Ethical challenges of multimodal AI in military use
Multimodal neural networks are advanced AI models that can simultaneously understand and integrate various types of information, such as text, images, and sound, thereby creating a more accurate representation of reality. This makes the technology highly attractive for military applications, but also raises many ethical concerns.
Advances in artificial intelligence (AI) are proceeding rapidly, and the concept of multimodal models, a form of deep neural networks, has become increasingly prominent in both commercial and military contexts. To provide an overview of the latest research developments, scientists at FOI have published the report, Introduction to Multimodal Models.
The interest in multimodal neural network models stems from their ability to process and interact with multiple types of information simultaneously. For example, explains Edward Tjörnhammar, an FOI researcher and co-author of the report, such a network can understand that an image of a tank corresponds to a textual description of a tank.
“The advantage of multimodal models lies in their ability to evaluate different forms of input simultaneously. This enables them to create a more accurate representation of reality by combining various forms of contextual data,” he says. In turn, this gives multimodal models an enhanced capacity to understand and interact with complex situations, where different senses or streams of information are involved.
Humans operate multimodally
Commercial AI services that can create text, music, or art based on text instructions are already available. One could say that, by functioning multimodally, the AI system or robot becomes more human-like.
“We humans function multimodally by instinctively combining different senses, such as sight, hearing, touch, and balance. Today, for example, there are multimodal industrial robots that perform advanced and autonomous tasks in controlled environments, but it’s challenging to extend this to military applications,” says Edward Tjörnhammar.

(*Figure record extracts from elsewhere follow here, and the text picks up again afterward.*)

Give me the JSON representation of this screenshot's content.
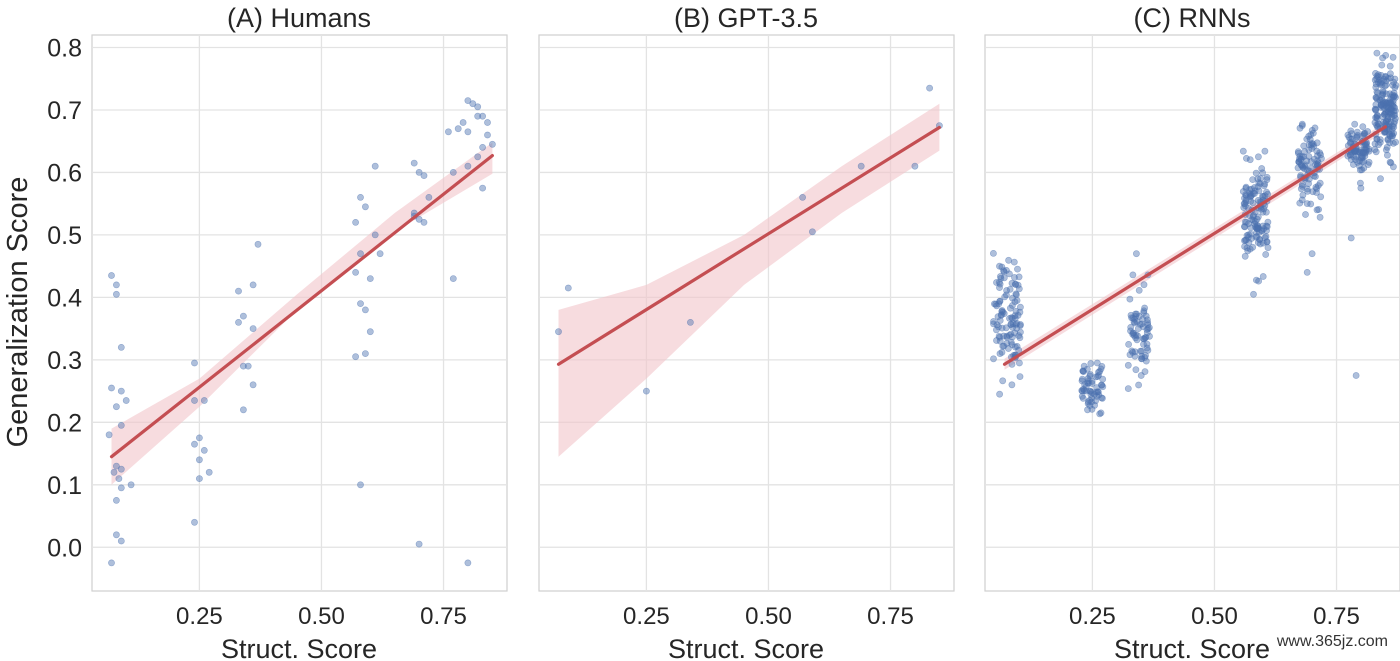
{
  "figure": {
    "ylabel": "Generalization Score",
    "watermark": "www.365jz.com"
  },
  "chart_data": [
    {
      "type": "scatter",
      "title": "(A) Humans",
      "xlabel": "Struct. Score",
      "ylabel": "Generalization Score",
      "xlim": [
        0.03,
        0.88
      ],
      "ylim": [
        -0.07,
        0.82
      ],
      "xticks": [
        "0.25",
        "0.50",
        "0.75"
      ],
      "yticks": [
        "0.0",
        "0.1",
        "0.2",
        "0.3",
        "0.4",
        "0.5",
        "0.6",
        "0.7",
        "0.8"
      ],
      "grid": true,
      "colors": {
        "points": "#4c72b0",
        "line": "#c44e52",
        "band": "#f2c4c9"
      },
      "fit": {
        "x": [
          0.07,
          0.85
        ],
        "y": [
          0.145,
          0.627
        ]
      },
      "band": {
        "x": [
          0.07,
          0.25,
          0.45,
          0.65,
          0.85
        ],
        "upper": [
          0.19,
          0.27,
          0.405,
          0.535,
          0.648
        ],
        "lower": [
          0.1,
          0.225,
          0.38,
          0.505,
          0.598
        ]
      },
      "points": [
        [
          0.07,
          0.435
        ],
        [
          0.08,
          0.405
        ],
        [
          0.08,
          0.42
        ],
        [
          0.09,
          0.32
        ],
        [
          0.09,
          0.25
        ],
        [
          0.1,
          0.235
        ],
        [
          0.08,
          0.225
        ],
        [
          0.07,
          0.255
        ],
        [
          0.065,
          0.18
        ],
        [
          0.08,
          0.13
        ],
        [
          0.09,
          0.125
        ],
        [
          0.085,
          0.11
        ],
        [
          0.09,
          0.095
        ],
        [
          0.11,
          0.1
        ],
        [
          0.08,
          0.075
        ],
        [
          0.08,
          0.02
        ],
        [
          0.09,
          0.01
        ],
        [
          0.07,
          -0.025
        ],
        [
          0.09,
          0.195
        ],
        [
          0.075,
          0.12
        ],
        [
          0.24,
          0.295
        ],
        [
          0.24,
          0.235
        ],
        [
          0.26,
          0.235
        ],
        [
          0.24,
          0.165
        ],
        [
          0.25,
          0.175
        ],
        [
          0.26,
          0.155
        ],
        [
          0.25,
          0.14
        ],
        [
          0.27,
          0.12
        ],
        [
          0.25,
          0.11
        ],
        [
          0.24,
          0.04
        ],
        [
          0.33,
          0.41
        ],
        [
          0.34,
          0.37
        ],
        [
          0.33,
          0.36
        ],
        [
          0.36,
          0.35
        ],
        [
          0.37,
          0.485
        ],
        [
          0.36,
          0.42
        ],
        [
          0.34,
          0.29
        ],
        [
          0.35,
          0.29
        ],
        [
          0.36,
          0.26
        ],
        [
          0.34,
          0.22
        ],
        [
          0.57,
          0.52
        ],
        [
          0.58,
          0.56
        ],
        [
          0.59,
          0.545
        ],
        [
          0.58,
          0.47
        ],
        [
          0.57,
          0.44
        ],
        [
          0.6,
          0.43
        ],
        [
          0.58,
          0.39
        ],
        [
          0.59,
          0.38
        ],
        [
          0.6,
          0.345
        ],
        [
          0.59,
          0.31
        ],
        [
          0.57,
          0.305
        ],
        [
          0.58,
          0.1
        ],
        [
          0.61,
          0.61
        ],
        [
          0.61,
          0.5
        ],
        [
          0.62,
          0.47
        ],
        [
          0.69,
          0.615
        ],
        [
          0.7,
          0.6
        ],
        [
          0.71,
          0.595
        ],
        [
          0.72,
          0.56
        ],
        [
          0.69,
          0.53
        ],
        [
          0.7,
          0.525
        ],
        [
          0.71,
          0.52
        ],
        [
          0.69,
          0.535
        ],
        [
          0.7,
          0.005
        ],
        [
          0.77,
          0.43
        ],
        [
          0.8,
          0.715
        ],
        [
          0.81,
          0.71
        ],
        [
          0.82,
          0.705
        ],
        [
          0.83,
          0.69
        ],
        [
          0.84,
          0.68
        ],
        [
          0.79,
          0.68
        ],
        [
          0.78,
          0.67
        ],
        [
          0.8,
          0.665
        ],
        [
          0.84,
          0.66
        ],
        [
          0.85,
          0.645
        ],
        [
          0.83,
          0.64
        ],
        [
          0.82,
          0.625
        ],
        [
          0.8,
          0.61
        ],
        [
          0.77,
          0.6
        ],
        [
          0.83,
          0.575
        ],
        [
          0.8,
          -0.025
        ],
        [
          0.76,
          0.665
        ],
        [
          0.82,
          0.69
        ]
      ]
    },
    {
      "type": "scatter",
      "title": "(B) GPT-3.5",
      "xlabel": "Struct. Score",
      "xlim": [
        0.03,
        0.88
      ],
      "ylim": [
        -0.07,
        0.82
      ],
      "xticks": [
        "0.25",
        "0.50",
        "0.75"
      ],
      "grid": true,
      "colors": {
        "points": "#4c72b0",
        "line": "#c44e52",
        "band": "#f2c4c9"
      },
      "fit": {
        "x": [
          0.07,
          0.85
        ],
        "y": [
          0.293,
          0.672
        ]
      },
      "band": {
        "x": [
          0.07,
          0.25,
          0.45,
          0.65,
          0.85
        ],
        "upper": [
          0.38,
          0.42,
          0.5,
          0.61,
          0.71
        ],
        "lower": [
          0.145,
          0.27,
          0.42,
          0.535,
          0.635
        ]
      },
      "points": [
        [
          0.07,
          0.345
        ],
        [
          0.09,
          0.415
        ],
        [
          0.25,
          0.25
        ],
        [
          0.34,
          0.36
        ],
        [
          0.57,
          0.56
        ],
        [
          0.59,
          0.505
        ],
        [
          0.69,
          0.61
        ],
        [
          0.8,
          0.61
        ],
        [
          0.83,
          0.735
        ],
        [
          0.85,
          0.675
        ]
      ]
    },
    {
      "type": "scatter",
      "title": "(C) RNNs",
      "xlabel": "Struct. Score",
      "xlim": [
        0.03,
        0.88
      ],
      "ylim": [
        -0.07,
        0.82
      ],
      "xticks": [
        "0.25",
        "0.50",
        "0.75"
      ],
      "grid": true,
      "colors": {
        "points": "#4c72b0",
        "line": "#c44e52",
        "band": "#f2c4c9"
      },
      "fit": {
        "x": [
          0.07,
          0.85
        ],
        "y": [
          0.293,
          0.673
        ]
      },
      "band": {
        "x": [
          0.07,
          0.85
        ],
        "upper": [
          0.302,
          0.68
        ],
        "lower": [
          0.284,
          0.666
        ]
      },
      "clusters": [
        {
          "x": 0.075,
          "xspread": 0.028,
          "y": 0.375,
          "yspread": 0.045,
          "n": 110,
          "outliers": [
            [
              0.06,
              0.245
            ],
            [
              0.085,
              0.26
            ]
          ]
        },
        {
          "x": 0.25,
          "xspread": 0.022,
          "y": 0.255,
          "yspread": 0.018,
          "n": 60,
          "outliers": [
            [
              0.24,
              0.22
            ],
            [
              0.26,
              0.295
            ]
          ]
        },
        {
          "x": 0.345,
          "xspread": 0.022,
          "y": 0.345,
          "yspread": 0.035,
          "n": 70,
          "outliers": [
            [
              0.34,
              0.47
            ],
            [
              0.35,
              0.275
            ]
          ]
        },
        {
          "x": 0.585,
          "xspread": 0.026,
          "y": 0.53,
          "yspread": 0.04,
          "n": 130,
          "outliers": [
            [
              0.58,
              0.405
            ],
            [
              0.59,
              0.625
            ]
          ]
        },
        {
          "x": 0.695,
          "xspread": 0.024,
          "y": 0.605,
          "yspread": 0.03,
          "n": 90,
          "outliers": [
            [
              0.69,
              0.44
            ],
            [
              0.7,
              0.47
            ],
            [
              0.71,
              0.54
            ]
          ]
        },
        {
          "x": 0.795,
          "xspread": 0.022,
          "y": 0.635,
          "yspread": 0.02,
          "n": 80,
          "outliers": [
            [
              0.79,
              0.275
            ],
            [
              0.78,
              0.495
            ],
            [
              0.8,
              0.575
            ]
          ]
        },
        {
          "x": 0.85,
          "xspread": 0.022,
          "y": 0.7,
          "yspread": 0.035,
          "n": 170,
          "outliers": [
            [
              0.84,
              0.59
            ],
            [
              0.86,
              0.77
            ]
          ]
        }
      ]
    }
  ]
}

As an example, he mentions the American robotics company, Boston Dynamics, which develops robot dogs for various purposes in industry and construction, such as moving objects in environments dangerous for humans. The New York Fire Department has also acquired two robot dogs. These are designed to operate in more complex environments, although the robot dogs do not use multimodal or deep neural network models.
“For example, if you wanted to create something similar to the robot dogs, but multimodal, to navigate unknown terrain on a battlefield, it immediately becomes much more complicated. The robot would need to understand the terrain, topology, and environment to make autonomous decisions based on that context. This could be achieved with a multimodal model, but today they are still too large and resource-intensive.”
From commercial to military applications
It is not uncommon for the armed forces to explore commercial solutions and then adapt them for military purposes. Edward Tjörnhammar points to several areas where military applications of AI based on multimodal models are already in use or soon will be.
“For example, it can be used to analyse satellite images, interpret battlefield sounds, or understand geopositioning, and integrate this data to make real-time decisions,” he continues. “But what happens when we have weapon systems that make their own decisions based on the situation? Or when information systems incorporate more and more autonomous decision points? Ultimately, this is about life-and-death moral and ethical decisions. More autonomous decisions in the decision chain mean fewer moral decisions are made by humans.”
One of the biggest concerns about AI, especially in military applications, is precisely the risk of misuse.
“One could imagine a future where a social media post could trigger a missile attack on a residential building.”
Rapid research advances
This description naturally brings to mind the targeted attacks carried out by Israel in Gaza, Palestine. Edward Tjörnhammar confirms that Israel is at the forefront when it comes to military applications of the latest AI technologies and multimodal models. For example, their AI systems Lavender and Gospel are used for automatic target designation to create designated attack lists, so-called “kill lists.”
“But we don’t know today whether Gospel or Lavender specifically use multimodal models, since we don’t know exactly what their capabilities are. However, research is progressing at a dizzying pace, driven not only by large tech companies investing massively in AI but also by the armed forces of various countries.”
The report indicates that multimodal models, as part of what is commonly referred to as AI, will likely have a significant impact on both our daily lives and the future of defence.
“As long as democratic discourse continues, AI can benefit us all, but we must remain vigilant. AI’s potential in defence is enormous, but, at the same time, we don’t want to reduce the number of moral and ethical decisions that should be made throughout the military organisation,” says Edward Tjörnhammer.